Alberto Garzón Espinosa

Candidato a la Presidencia del Gobierno por IU- Unidad Popular —

En agosto del 2013 el Fondo Monetario Internacional reconocía en un informe sobre España que “el Gobierno tiene una amplia mayoría, no habrá elecciones generales hasta finales de 2015 y solo se ha enfrentado a disturbios sociales limitados” al mismo tiempo que afirmaba que “el contexto económico ha reducido la popularidad de los dos principales partidos, lo que podría hacer que el apoyo público a nuevas y difíciles reformas fuera más complicado”.

Evidentemente, el FMI se refería allí a las duras reformas estructurales que estaban impulsando los organismos internacionales a lo largo de toda la periferia europea. En aquel mismo informe el FMI se felicitaba del proceso seguido hasta ese momento por el Gobierno español y recomendaba acelerar los tiempos de las ulteriores reformas. Pero la preocupación del FMI era comprensible. Al fin y al cabo, había precedentes.

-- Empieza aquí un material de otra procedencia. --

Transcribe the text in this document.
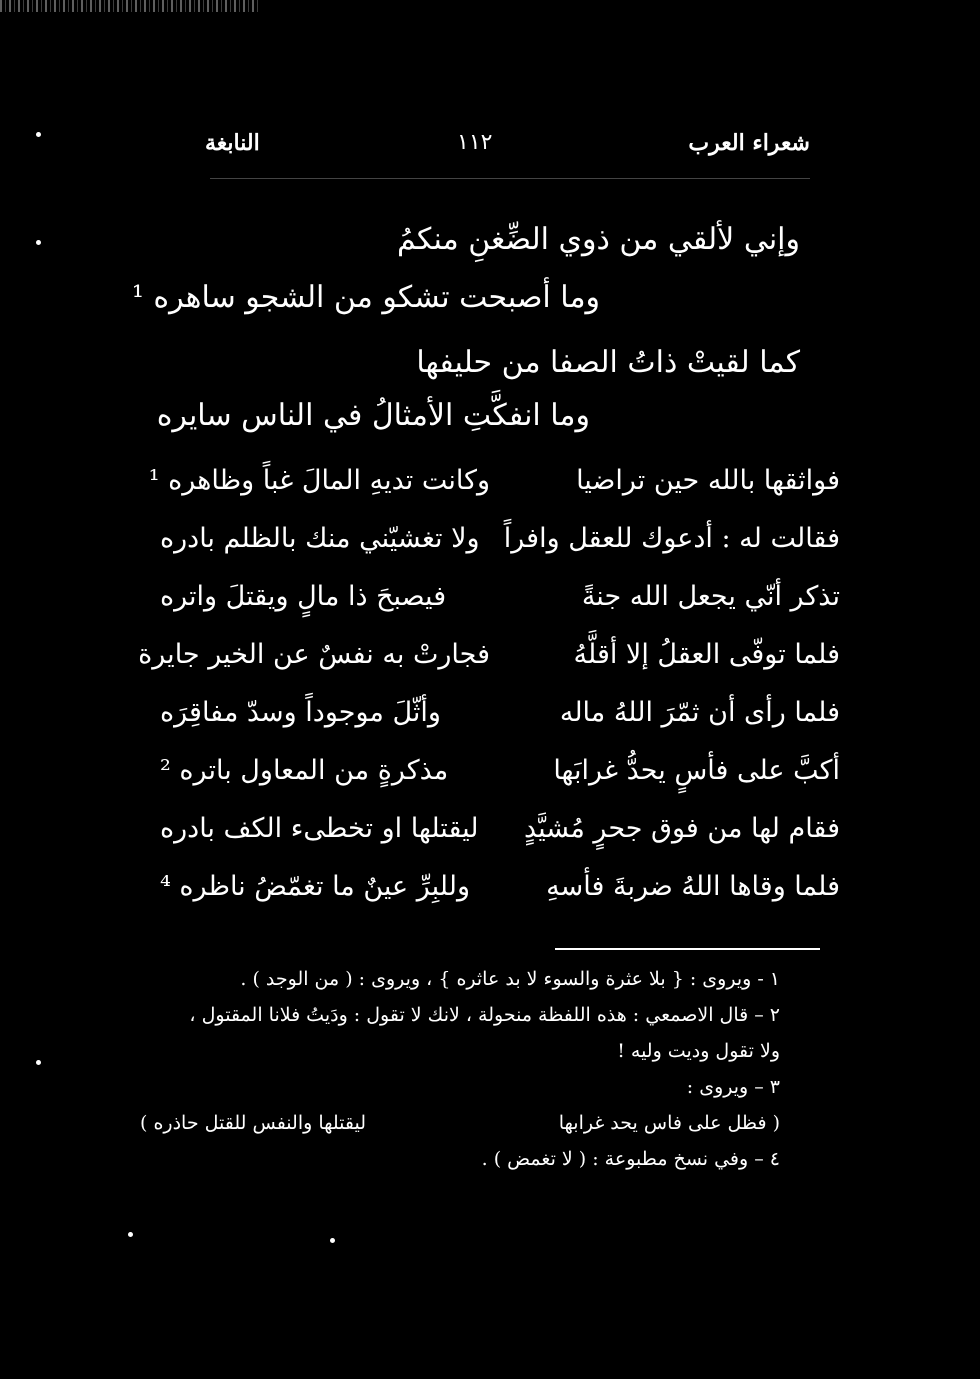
شعراء العرب
١١٢
النابغة
وإني لألقي من ذوي الضِّغنِ منكمُ
وما أصبحت تشكو من الشجو ساهره ¹
كما لقيتْ ذاتُ الصفا من حليفها
وما انفكَّتِ الأمثالُ في الناس سايره
فواثقها بالله حين تراضيا
وكانت تديهِ المالَ غباً وظاهره ¹
فقالت له : أدعوك للعقل وافراً
ولا تغشيّني منك بالظلم بادره
تذكر أنّي يجعل الله جنةً
فيصبحَ ذا مالٍ ويقتلَ واتره
فلما توفّى العقلُ إلا أقلَّهُ
فجارتْ به نفسٌ عن الخير جايرة
فلما رأى أن ثمّرَ اللهُ ماله
وأثّلَ موجوداً وسدّ مفاقِرَه
أكبَّ على فأسٍ يحدُّ غرابَها
مذكرةٍ من المعاول باتره ²
فقام لها من فوق جحرٍ مُشيَّدٍ
ليقتلها او تخطىء الكف بادره
فلما وقاها اللهُ ضربةَ فأسهِ
وللبِرِّ عينٌ ما تغمّضُ ناظره ⁴
١ - ويروى : { بلا عثرة والسوء لا بد عاثره } ، ويروى : ( من الوجد ) .
٢ – قال الاصمعي : هذه اللفظة منحولة ، لانك لا تقول : ودَيتُ فلانا المقتول ،
ولا تقول وديت وليه !
٣ – ويروى :
( فظل على فاس يحد غرابها
ليقتلها والنفس للقتل حاذره )
٤ – وفي نسخ مطبوعة : ( لا تغمض ) .
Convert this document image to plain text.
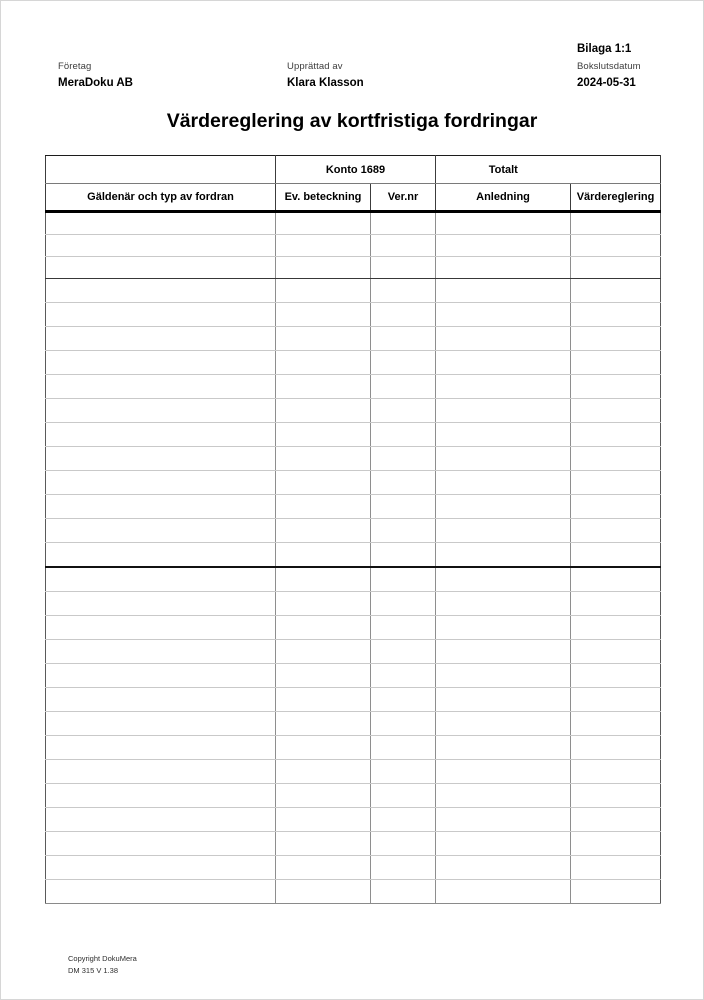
Företag
MeraDoku AB
Upprättad av
Klara Klasson
Bilaga 1:1
Bokslutsdatum
2024-05-31
Värdereglering av kortfristiga fordringar
	Konto 1689		Totalt	
Gäldenär och typ av fordran	Ev. beteckning	Ver.nr	Anledning	Värdereglering

Copyright DokuMera
DM 315 V 1.38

Durante la década de los ochenta del siglo pasado, el FMI logró que los gobiernos latinoamericanos aprobaran planes de ajuste que devastaron las economías y dispararon las desigualdades. Aunque la retórica insistía en que el objetivo era recuperar el crecimiento y la competitividad, lo cierto es que las reformas se concentraron en la combinación de privatizaciones, reformas laborales y desregulaciones financieras y resultaron ser un absoluto fracaso. La respuesta popular ante las consecuencias de aquella gestión fue de tal magnitud que desbordó a los gobiernos neoliberales y, tras años acumulando fuerzas, las organizaciones de izquierdas lograron poner fin a la llamada ahora 'década perdida de América Latina'.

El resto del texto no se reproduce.